Lithium is a soft metal element, and demand for it is increasing significantly because it is being used in the transition away from fossil fuels and towards renewable forms of energy. Demand for lithium that will be used in batteries for electric cars alone is expected to increase 30 percent per year, every year until 2030 at least. There is also no simple answer to the question of how long electrical car batteries will last, and it seems clear that we will have to keep producing them for as long as people continue to drive. Lithium-ion batteries are also used in a host of technologies including toys, power tools, and mobile phones, for example.
Obtaining the lithium we need will mean mining and extracting it from the earth. A new paper reported in Science Advances has outlined the formation of lithium deposits in an area known as the McDermitt Caldera, which sits on the border of Nevada and Oregon. This region, which is about 35 by 45 kilometers in size, is thought to be related to the Yellowstone hotspot, and it may have originated about 19 million years ago after a volcanic eruption.
The eruption is thought to have created many materials. The volcano heated a lithium-rich fluid that washed over minerals, which absorbed the lithium. Now, a company wants to obtain those minerals and extract the lithium it holds. In the study, the investigators identified a specific area of the caldera called Thacker Pass, which they think contains the most lithium. They have also suggested that other calderas which formed under similar conditions may also hold large lithium reserves.
The company has claimed that their efforts at mining the lithium in the McDermitt Caldera will be more environmentally friendly than current lithium mining techniques which often require a lot of fossil fuels, or consume a lot of fresh water, often in arid regions. Instead, the company wants to turn the minerals containing the lithium into a slurry. The different parts of the slurry would be separated, and some of it would be emptied into the pit created by the extraction. Sulfuric acid would have to also be used to separate the lithium from the other materials. Waste, or tailings created by this process will also be put back in the pit. The mine may operate for as long as 46 years.

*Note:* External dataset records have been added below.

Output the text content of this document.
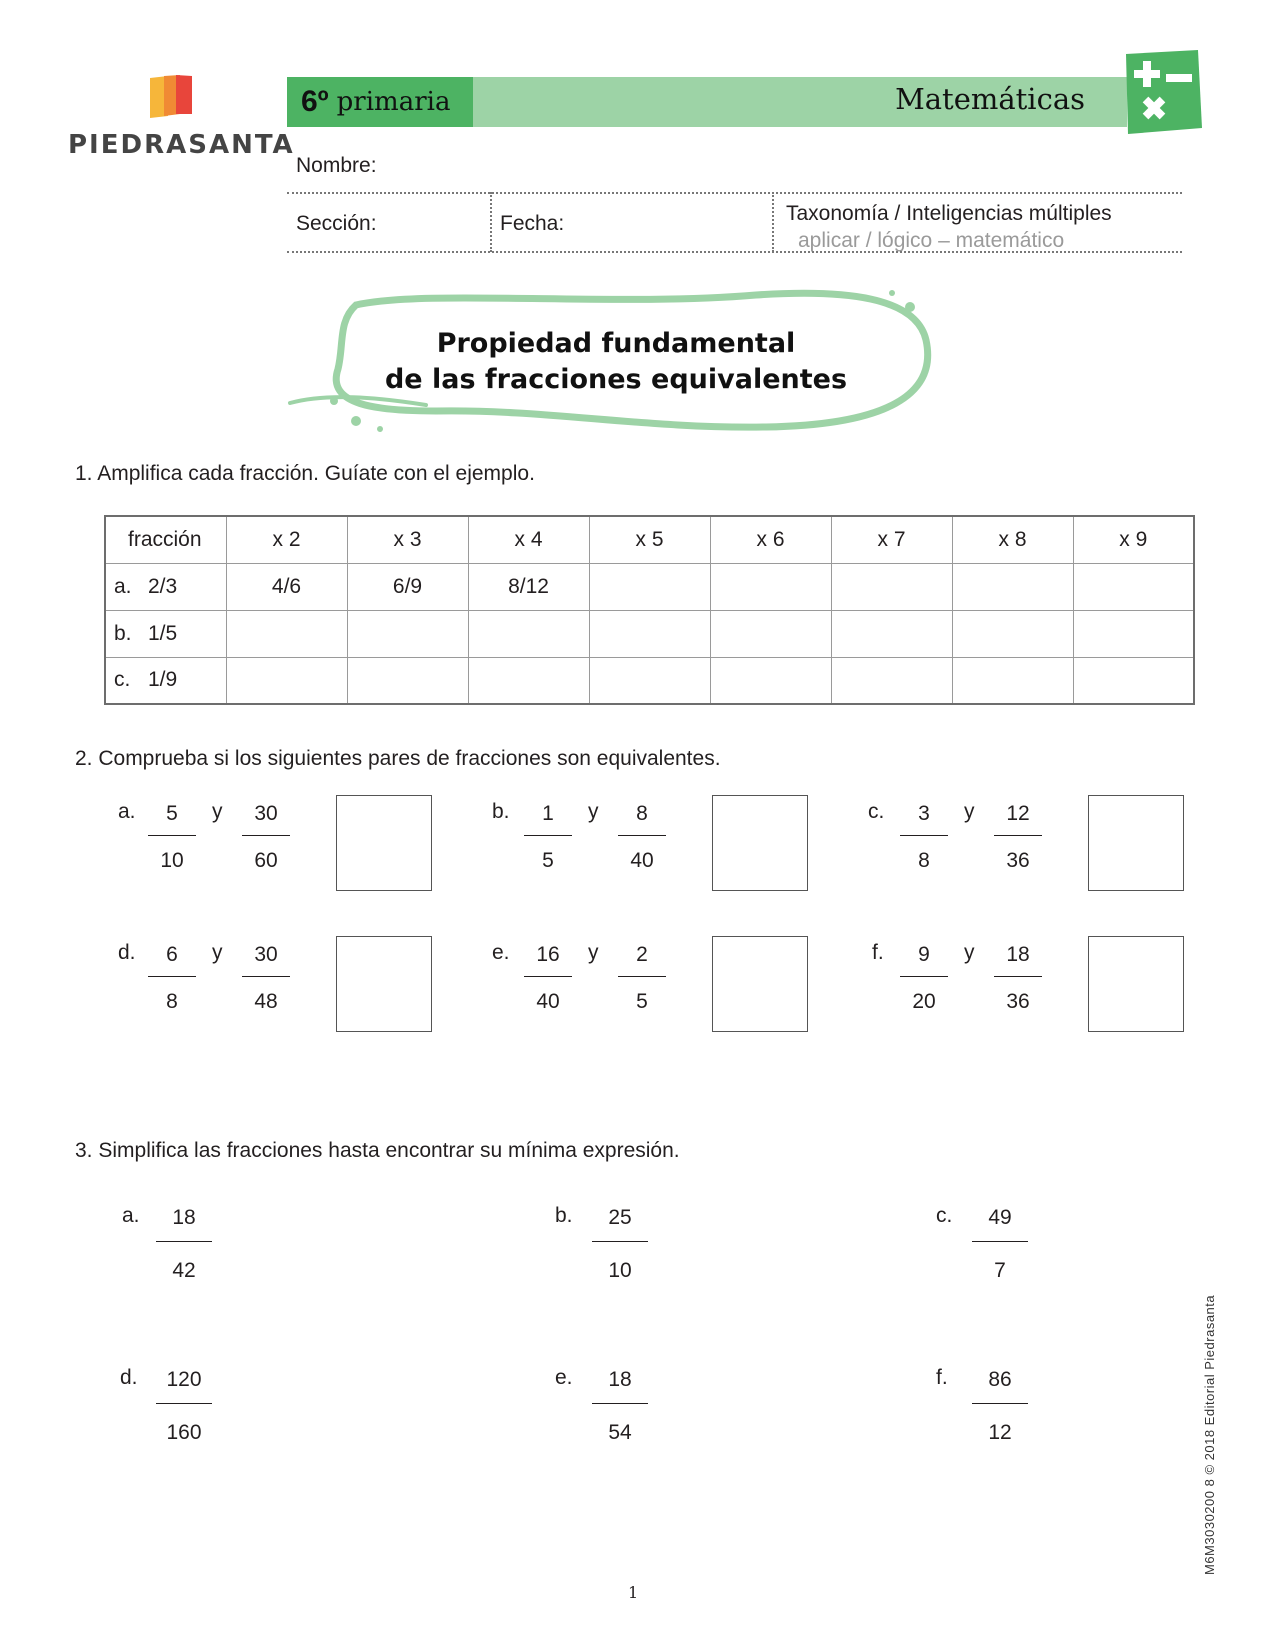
PIEDRASANTA
6º primaria	Matemáticas
Nombre:
Sección:	Fecha:	Taxonomía / Inteligencias múltiples
aplicar / lógico – matemático
Propiedad fundamental
de las fracciones equivalentes
1. Amplifica cada fracción. Guíate con el ejemplo.
fracción	x 2	x 3	x 4	x 5	x 6	x 7	x 8	x 9
a. 2/3	4/6	6/9	8/12					
b. 1/5								
c. 1/9								
2. Comprueba si los siguientes pares de fracciones son equivalentes.
a.	5
10
y	30
60
b.	1
5
y	8
40
c.	3
8
y	12
36
d.	6
8
y	30
48
e.	16
40
y	2
5
f.	9
20
y	18
36
3. Simplifica las fracciones hasta encontrar su mínima expresión.
a.	18
42
b.	25
10
c.	49
7
d.	120
160
e.	18
54
f.	86
12	M6M3030200 8 © 2018 Editorial Piedrasanta
1
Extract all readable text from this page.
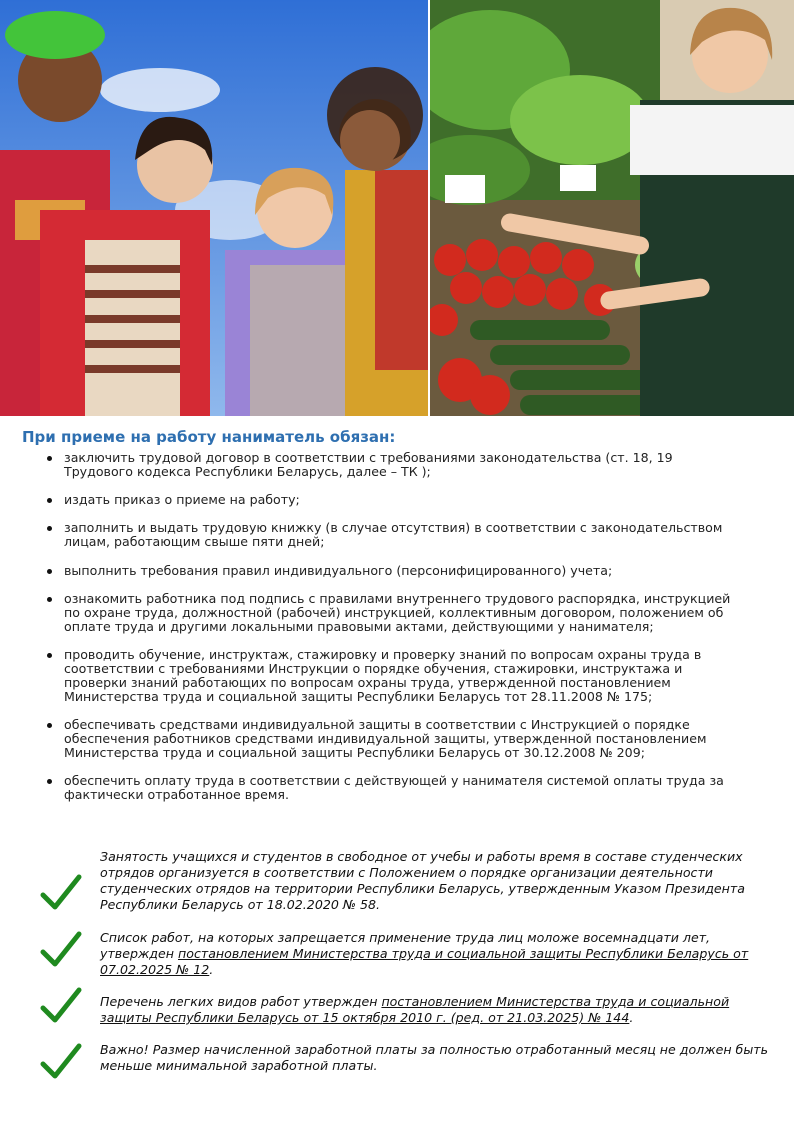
При приеме на работу наниматель обязан:
заключить трудовой договор в соответствии с требованиями законодательства (ст. 18, 19 Трудового кодекса Республики Беларусь, далее – ТК );
издать приказ о приеме на работу;
заполнить и выдать трудовую книжку (в случае отсутствия) в соответствии с законодательством лицам, работающим свыше пяти дней;
выполнить требования правил индивидуального (персонифицированного) учета;
ознакомить работника под подпись с правилами внутреннего трудового распорядка, инструкцией по охране труда, должностной (рабочей) инструкцией, коллективным договором, положением об оплате труда и другими локальными правовыми актами, действующими у нанимателя;
проводить обучение, инструктаж, стажировку и проверку знаний по вопросам охраны труда в соответствии с требованиями Инструкции о порядке обучения, стажировки, инструктажа и проверки знаний работающих по вопросам охраны труда, утвержденной постановлением Министерства труда и социальной защиты Республики Беларусь тот 28.11.2008 № 175;
обеспечивать средствами индивидуальной защиты в соответствии с Инструкцией о порядке обеспечения работников средствами индивидуальной защиты, утвержденной постановлением Министерства труда и социальной защиты Республики Беларусь от 30.12.2008 № 209;
обеспечить оплату труда в соответствии с действующей у нанимателя системой оплаты труда за фактически отработанное время.
Занятость учащихся и студентов в свободное от учебы и работы время в составе студенческих отрядов организуется в соответствии с Положением о порядке организации деятельности студенческих отрядов на территории Республики Беларусь, утвержденным Указом Президента Республики Беларусь от 18.02.2020 № 58.
Список работ, на которых запрещается применение труда лиц моложе восемнадцати лет, утвержден постановлением Министерства труда и социальной защиты Республики Беларусь от 07.02.2025 № 12.
Перечень легких видов работ утвержден постановлением Министерства труда и социальной защиты Республики Беларусь от 15 октября 2010 г. (ред. от 21.03.2025) № 144.
Важно! Размер начисленной заработной платы за полностью отработанный месяц не должен быть меньше минимальной заработной платы.
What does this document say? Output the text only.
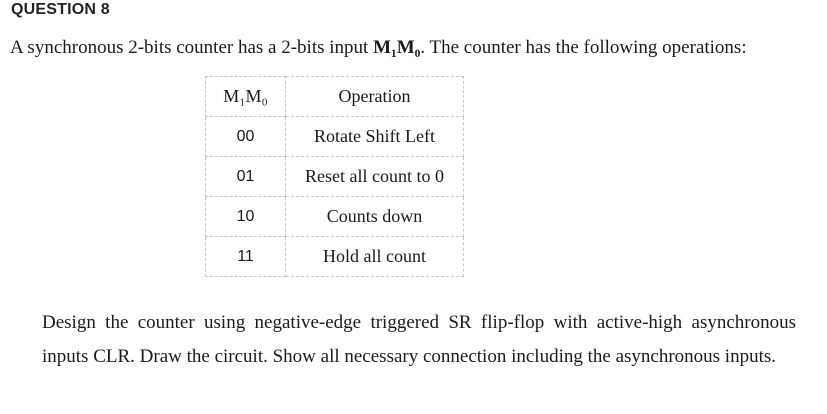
QUESTION 8
A synchronous 2-bits counter has a 2-bits input M₁M₀. The counter has the following operations:
M₁M₀	Operation
00	Rotate Shift Left
01	Reset all count to 0
10	Counts down
11	Hold all count
Design the counter using negative-edge triggered SR flip-flop with active-high asynchronous inputs CLR. Draw the circuit. Show all necessary connection including the asynchronous inputs.
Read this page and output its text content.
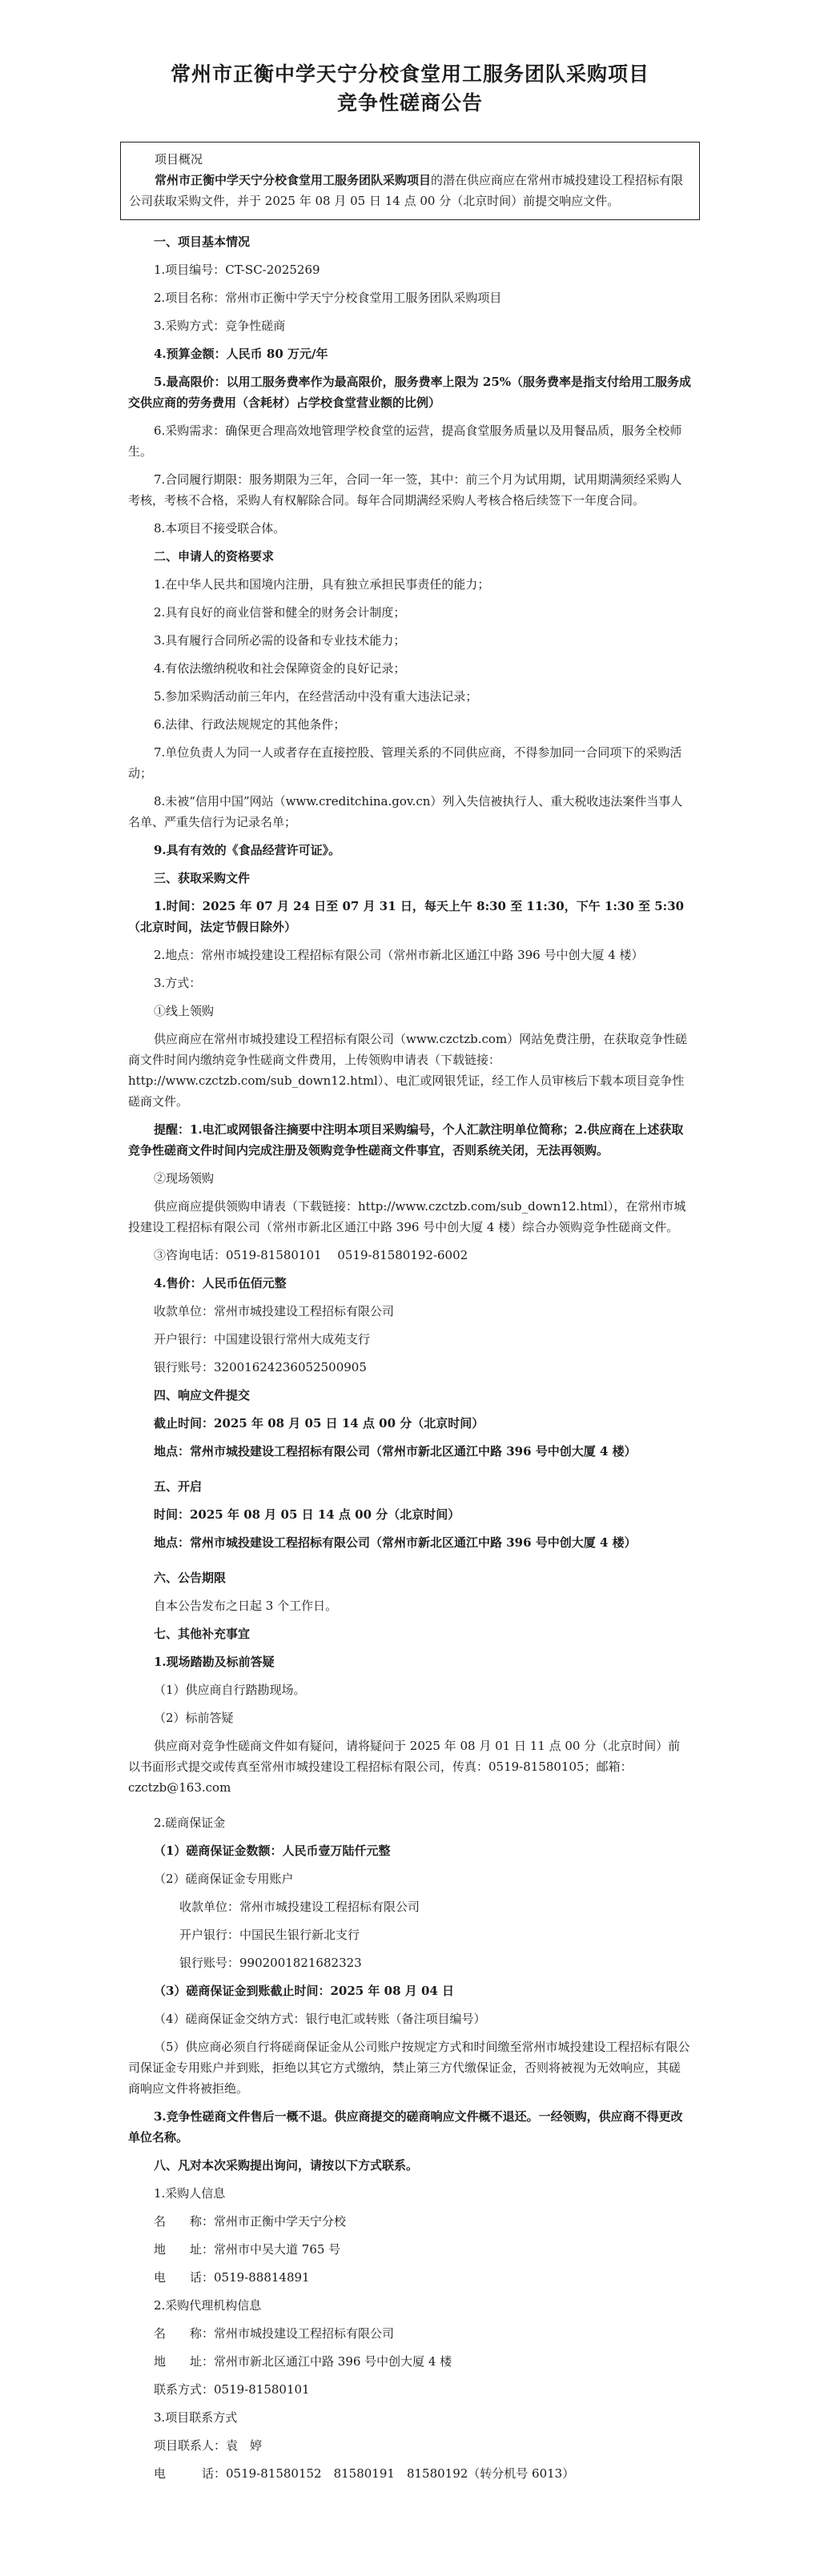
常州市正衡中学天宁分校食堂用工服务团队采购项目
竞争性磋商公告
项目概况
常州市正衡中学天宁分校食堂用工服务团队采购项目的潜在供应商应在常州市城投建设工程招标有限公司获取采购文件，并于 2025 年 08 月 05 日 14 点 00 分（北京时间）前提交响应文件。
一、项目基本情况
1.项目编号：CT-SC-2025269
2.项目名称：常州市正衡中学天宁分校食堂用工服务团队采购项目
3.采购方式：竞争性磋商
4.预算金额：人民币 80 万元/年
5.最高限价：以用工服务费率作为最高限价，服务费率上限为 25%（服务费率是指支付给用工服务成交供应商的劳务费用（含耗材）占学校食堂营业额的比例）
6.采购需求：确保更合理高效地管理学校食堂的运营，提高食堂服务质量以及用餐品质，服务全校师生。
7.合同履行期限：服务期限为三年，合同一年一签，其中：前三个月为试用期，试用期满须经采购人考核，考核不合格，采购人有权解除合同。每年合同期满经采购人考核合格后续签下一年度合同。
8.本项目不接受联合体。
二、申请人的资格要求
1.在中华人民共和国境内注册，具有独立承担民事责任的能力；
2.具有良好的商业信誉和健全的财务会计制度；
3.具有履行合同所必需的设备和专业技术能力；
4.有依法缴纳税收和社会保障资金的良好记录；
5.参加采购活动前三年内，在经营活动中没有重大违法记录；
6.法律、行政法规规定的其他条件；
7.单位负责人为同一人或者存在直接控股、管理关系的不同供应商，不得参加同一合同项下的采购活动；
8.未被“信用中国”网站（www.creditchina.gov.cn）列入失信被执行人、重大税收违法案件当事人名单、严重失信行为记录名单；
9.具有有效的《食品经营许可证》。
三、获取采购文件
1.时间：2025 年 07 月 24 日至 07 月 31 日，每天上午 8:30 至 11:30，下午 1:30 至 5:30（北京时间，法定节假日除外）
2.地点：常州市城投建设工程招标有限公司（常州市新北区通江中路 396 号中创大厦 4 楼）
3.方式：
①线上领购
供应商应在常州市城投建设工程招标有限公司（www.czctzb.com）网站免费注册，在获取竞争性磋商文件时间内缴纳竞争性磋商文件费用，上传领购申请表（下载链接：http://www.czctzb.com/sub_down12.html）、电汇或网银凭证，经工作人员审核后下载本项目竞争性磋商文件。
提醒：1.电汇或网银备注摘要中注明本项目采购编号，个人汇款注明单位简称；2.供应商在上述获取竞争性磋商文件时间内完成注册及领购竞争性磋商文件事宜，否则系统关闭，无法再领购。
②现场领购
供应商应提供领购申请表（下载链接：http://www.czctzb.com/sub_down12.html），在常州市城投建设工程招标有限公司（常州市新北区通江中路 396 号中创大厦 4 楼）综合办领购竞争性磋商文件。
③咨询电话：0519-81580101　 0519-81580192-6002
4.售价：人民币伍佰元整
收款单位：常州市城投建设工程招标有限公司
开户银行：中国建设银行常州大成苑支行
银行账号：32001624236052500905
四、响应文件提交
截止时间：2025 年 08 月 05 日 14 点 00 分（北京时间）
地点：常州市城投建设工程招标有限公司（常州市新北区通江中路 396 号中创大厦 4 楼）
五、开启
时间：2025 年 08 月 05 日 14 点 00 分（北京时间）
地点：常州市城投建设工程招标有限公司（常州市新北区通江中路 396 号中创大厦 4 楼）
六、公告期限
自本公告发布之日起 3 个工作日。
七、其他补充事宜
1.现场踏勘及标前答疑
（1）供应商自行踏勘现场。
（2）标前答疑
供应商对竞争性磋商文件如有疑问，请将疑问于 2025 年 08 月 01 日 11 点 00 分（北京时间）前以书面形式提交或传真至常州市城投建设工程招标有限公司，传真：0519-81580105；邮箱：czctzb@163.com
2.磋商保证金
（1）磋商保证金数额：人民币壹万陆仟元整
（2）磋商保证金专用账户
收款单位：常州市城投建设工程招标有限公司
开户银行：中国民生银行新北支行
银行账号：9902001821682323
（3）磋商保证金到账截止时间：2025 年 08 月 04 日
（4）磋商保证金交纳方式：银行电汇或转账（备注项目编号）
（5）供应商必须自行将磋商保证金从公司账户按规定方式和时间缴至常州市城投建设工程招标有限公司保证金专用账户并到账，拒绝以其它方式缴纳，禁止第三方代缴保证金，否则将被视为无效响应，其磋商响应文件将被拒绝。
3.竞争性磋商文件售后一概不退。供应商提交的磋商响应文件概不退还。一经领购，供应商不得更改单位名称。
八、凡对本次采购提出询问，请按以下方式联系。
1.采购人信息
名　　称：常州市正衡中学天宁分校
地　　址：常州市中吴大道 765 号
电　　话：0519-88814891
2.采购代理机构信息
名　　称：常州市城投建设工程招标有限公司
地　　址：常州市新北区通江中路 396 号中创大厦 4 楼
联系方式：0519-81580101
3.项目联系方式
项目联系人：袁　婷
电　　　话：0519-81580152　81580191　81580192（转分机号 6013）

The extraction of the lithium in Thacker Pass has set off challenges from tribal leaders and nature conservations. Tribes that call the area home have said that for them, Thacker Pass is sacred site, and was also the site of a massacre of native Paiute families in 1865. They are also distressed that they were not adequately consulted by the Bureau of Land Management, which oversees the area. The Biden administration has won out, however. Permits have been issued by the Nevada Division of Environmental Protection (NDEP) and after challenges, and work will continue at the site.